Freistellung während der Kündigungsfrist: Wann liegt böswilliges Unterlassen anderweitigen Verdienstes vor?
Nach Zugang der Kündigung meldete sich der Mitarbeiter Anfang April 2023 arbeitssuchend und erhielt von der Agentur für Arbeit erstmals Anfang Juli Vermittlungsvorschläge. Die Arbeitgeberin übersandte ihm hingegen schon im Mai und Juni 2023 insgesamt 43 von Jobportalen oder Unternehmen online gestellte Stellenangebote, die nach ihrer Einschätzung für den Mitarbeiter in Betracht gekommen wären. Auf sieben davon bewarb sich der Mitarbeiter, allerdings erst ab Ende Juni 2023.
Nachdem die Arbeitgeberin dem Mitarbeiter für Juni 2023 keine Vergütung mehr zahlte, erhob der Mitarbeiter Klage auf Zahlung. Die Arbeitgeberin beantragte Klageabweisung und wandte ein, der Mitarbeiter sei verpflichtet gewesen, sich während der Freistellung zeitnah auf die ihm überlassenen Stellenangebote zu bewerben. Weil er dies unterlassen habe, müsse er sich für Juni 2023 nach § 615 Satz 2 BGB fiktiven anderweitigen Verdienst in Höhe des bei der Arbeitgeberin bezogenen Gehalts anrechnen lassen.
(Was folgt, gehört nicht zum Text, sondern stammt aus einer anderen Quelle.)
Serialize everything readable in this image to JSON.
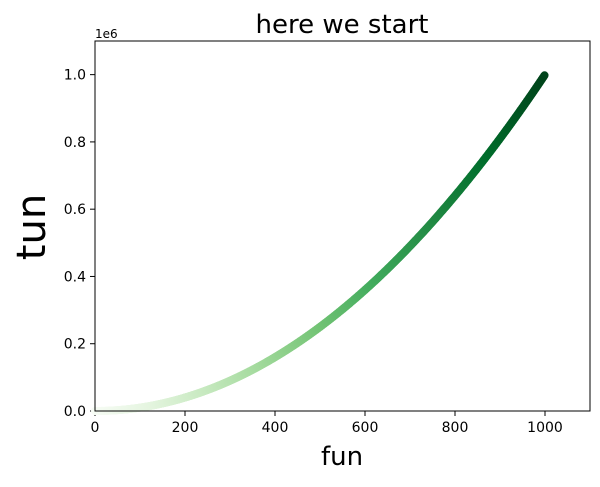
{
  "chart_data": {
    "type": "scatter",
    "title": "here we start",
    "xlabel": "fun",
    "ylabel": "tun",
    "y_offset_label": "1e6",
    "xlim": [
      0,
      1100
    ],
    "ylim": [
      0,
      1100000
    ],
    "x_ticks": [
      0,
      200,
      400,
      600,
      800,
      1000
    ],
    "x_tick_labels": [
      "0",
      "200",
      "400",
      "600",
      "800",
      "1000"
    ],
    "y_ticks": [
      0,
      200000,
      400000,
      600000,
      800000,
      1000000
    ],
    "y_tick_labels": [
      "0.0",
      "0.2",
      "0.4",
      "0.6",
      "0.8",
      "1.0"
    ],
    "grid": false,
    "colormap": "Greens",
    "colormap_stops": [
      "#f7fcf5",
      "#e5f5e0",
      "#c7e9c0",
      "#a1d99b",
      "#74c476",
      "#41ab5d",
      "#238b45",
      "#006d2c",
      "#00441b"
    ],
    "series": [
      {
        "x_start": 0,
        "x_end": 999,
        "x_step": 1,
        "y_formula": "x^2",
        "color_by": "x"
      }
    ]
  }
}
Das Arbeitsgeicht hatte die Klage abgewiesen. Auf die Berufung des Mitarbeiters hatte das Landesarbeitsgericht der Klage stattgegeben. Die dagegen erhobene Revision der Arbeitgeberin beim Bundesarbeitsgericht blieb ohne Erfolg.
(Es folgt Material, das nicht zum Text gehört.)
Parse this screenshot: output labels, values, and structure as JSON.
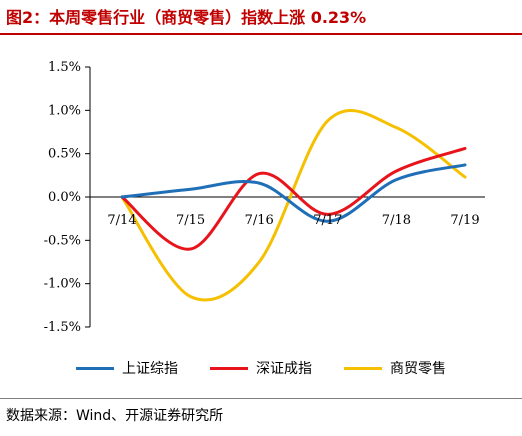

Weil § 615 Satz 2 BGB eine Billigkeitsregelung enthält, kann der Umfang der Obliegenheit des Arbeitnehmers zu anderweitigem Erwerb nicht losgelöst von den Pflichten des Arbeitgebers beurteilt werden. Die Arbeitgeberin hatte hier nicht dargelegt, dass ihr die Erfüllung des aus dem Arbeitsverhältnis resultierenden, auch während der Kündigungsfrist bestehenden Beschäftigungsanspruchs des Mitarbeiters unzumutbar gewesen wäre. Ausgehend hiervon bestand für ihn keine Verpflichtung, schon vor Ablauf der Kündigungsfrist zur finanziellen Entlastung der Arbeitgeberin ein anderweitiges Beschäftigungsverhältnis einzugehen und daraus Verdienst zu erzielen.